Trotz dieser ernüchternden Zahlen wurde die
Strategie von den Zentren bei 73,6% der Patienten als Erfolg bewertet. Nach 12 Monaten
erhielten nur noch 36,4% ein spezifisches Antiarrhythmikum, und das OAK wurde
bei 40% abgesetzt. Allerdings erwies sich die OAK-Strategie insgesamt als
undurchsichtig. So erhielten 37,1% der Patienten mit einem CHA2DS2-Vasc-Score
von 0 über das Jahr hinaus weiter ein OAK, während 26,5% der Patienten mit
einem CHA2DS2-Vasc-Score ≥ 2 kein OAK erhielten.
An Hand dieses und weiterer Beispiele
beklagen die Autoren des Registers, dass vielerorts die periprozeduralen
Standards nicht eingehalten werden. Explizit werden auch die teilweise sehr hohen
Strahlendosen und die unsystematische Nachsorge genannt.

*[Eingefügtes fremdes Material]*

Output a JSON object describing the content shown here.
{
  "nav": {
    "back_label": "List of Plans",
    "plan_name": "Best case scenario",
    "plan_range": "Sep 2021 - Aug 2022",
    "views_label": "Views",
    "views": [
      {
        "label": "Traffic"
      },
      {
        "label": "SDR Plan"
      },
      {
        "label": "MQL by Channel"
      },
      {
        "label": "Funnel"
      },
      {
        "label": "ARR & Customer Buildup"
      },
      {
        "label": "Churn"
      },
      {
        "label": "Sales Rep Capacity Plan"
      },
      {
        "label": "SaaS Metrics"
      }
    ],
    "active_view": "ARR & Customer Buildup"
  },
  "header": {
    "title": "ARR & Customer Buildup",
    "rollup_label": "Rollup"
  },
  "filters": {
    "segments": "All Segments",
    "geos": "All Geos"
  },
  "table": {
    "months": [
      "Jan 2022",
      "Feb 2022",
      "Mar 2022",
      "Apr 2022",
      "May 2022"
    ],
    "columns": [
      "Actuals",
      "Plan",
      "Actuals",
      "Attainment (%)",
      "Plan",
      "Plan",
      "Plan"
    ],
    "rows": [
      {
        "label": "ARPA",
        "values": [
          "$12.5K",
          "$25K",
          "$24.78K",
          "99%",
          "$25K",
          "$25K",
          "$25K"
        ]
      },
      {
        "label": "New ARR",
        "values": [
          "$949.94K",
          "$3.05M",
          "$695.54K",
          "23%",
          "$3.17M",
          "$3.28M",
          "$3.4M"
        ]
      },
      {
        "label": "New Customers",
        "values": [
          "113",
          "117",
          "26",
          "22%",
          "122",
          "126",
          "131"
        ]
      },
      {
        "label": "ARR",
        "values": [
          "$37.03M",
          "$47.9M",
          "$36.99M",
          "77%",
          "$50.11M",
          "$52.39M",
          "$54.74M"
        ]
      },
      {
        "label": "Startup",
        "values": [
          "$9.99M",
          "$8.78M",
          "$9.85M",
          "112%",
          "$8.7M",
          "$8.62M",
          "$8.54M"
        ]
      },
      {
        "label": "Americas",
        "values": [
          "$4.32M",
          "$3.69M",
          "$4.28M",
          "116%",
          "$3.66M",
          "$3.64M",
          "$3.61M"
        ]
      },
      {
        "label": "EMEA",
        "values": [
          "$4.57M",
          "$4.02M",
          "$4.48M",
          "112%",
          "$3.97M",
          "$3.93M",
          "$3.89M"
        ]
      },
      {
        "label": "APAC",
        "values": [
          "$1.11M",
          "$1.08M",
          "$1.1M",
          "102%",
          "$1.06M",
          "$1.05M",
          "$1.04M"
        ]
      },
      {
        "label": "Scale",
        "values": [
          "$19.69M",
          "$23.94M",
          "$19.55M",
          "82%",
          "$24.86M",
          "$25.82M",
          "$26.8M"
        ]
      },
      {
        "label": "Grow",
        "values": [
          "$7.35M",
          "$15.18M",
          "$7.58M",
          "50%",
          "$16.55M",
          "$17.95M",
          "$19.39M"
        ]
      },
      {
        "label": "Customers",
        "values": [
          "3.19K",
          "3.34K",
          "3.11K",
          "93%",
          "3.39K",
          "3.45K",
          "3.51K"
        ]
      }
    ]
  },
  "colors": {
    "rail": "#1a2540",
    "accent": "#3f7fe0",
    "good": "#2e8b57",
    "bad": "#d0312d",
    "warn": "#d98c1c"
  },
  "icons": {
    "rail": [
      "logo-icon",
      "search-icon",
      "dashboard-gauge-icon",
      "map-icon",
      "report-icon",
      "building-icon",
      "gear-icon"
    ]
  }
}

Fazit: Daten aus einem europäischen Register
zur Ablationsbehandlung bei Vorhofflimmern zeigen, dass innerhalb eines Jahres
nur 6 von 10 Patienten symptomfrei sind und mindestens 3 von 10 Patienten
ein dokumentiertes Rezidiv erleiden. Außerdem zeigt sich erneut eine hohe
Komplikationsrate: Rechnet man Rezidiveingriffe mit ein, dann erleidet einer von
6 Patienten eine Komplikation. Die Hoffnungen der Patienten
(Symptomfreiheit, bessere Lebensqualität, weniger Arzneimittel) lassen sich
maximal bei jedem zweiten erfüllen. Auch beim Management der Patienten offenbarten
die Registerdaten kritikwürdige Abweichungen von den aktuellen Empfehlungen der
Fachgesellschaften, insbesondere bei der Nachsorge und dem
Antikoagulanzien-Management. Insgesamt ist es nach unserer Einschätzung notwendig,
die Pathogenese des Vorhofflimmerns bei der Entscheidung zur Ablationsbehandlung
stärker zu berücksichtigen, um möglicherweise Patienten zu definieren, die von
diesem Eingriff mit großer Wahrscheinlichkeit nicht profitieren.
Literatur
- AMB2014, 48, 81.

- http://deutsch.medscape.com/artikel/4901602

- Herzbericht2016.
- Arbelo, E., etal.: Eur. HeartJ. 2017, 1-14.doi:10.1093/eurheartj/ehw564.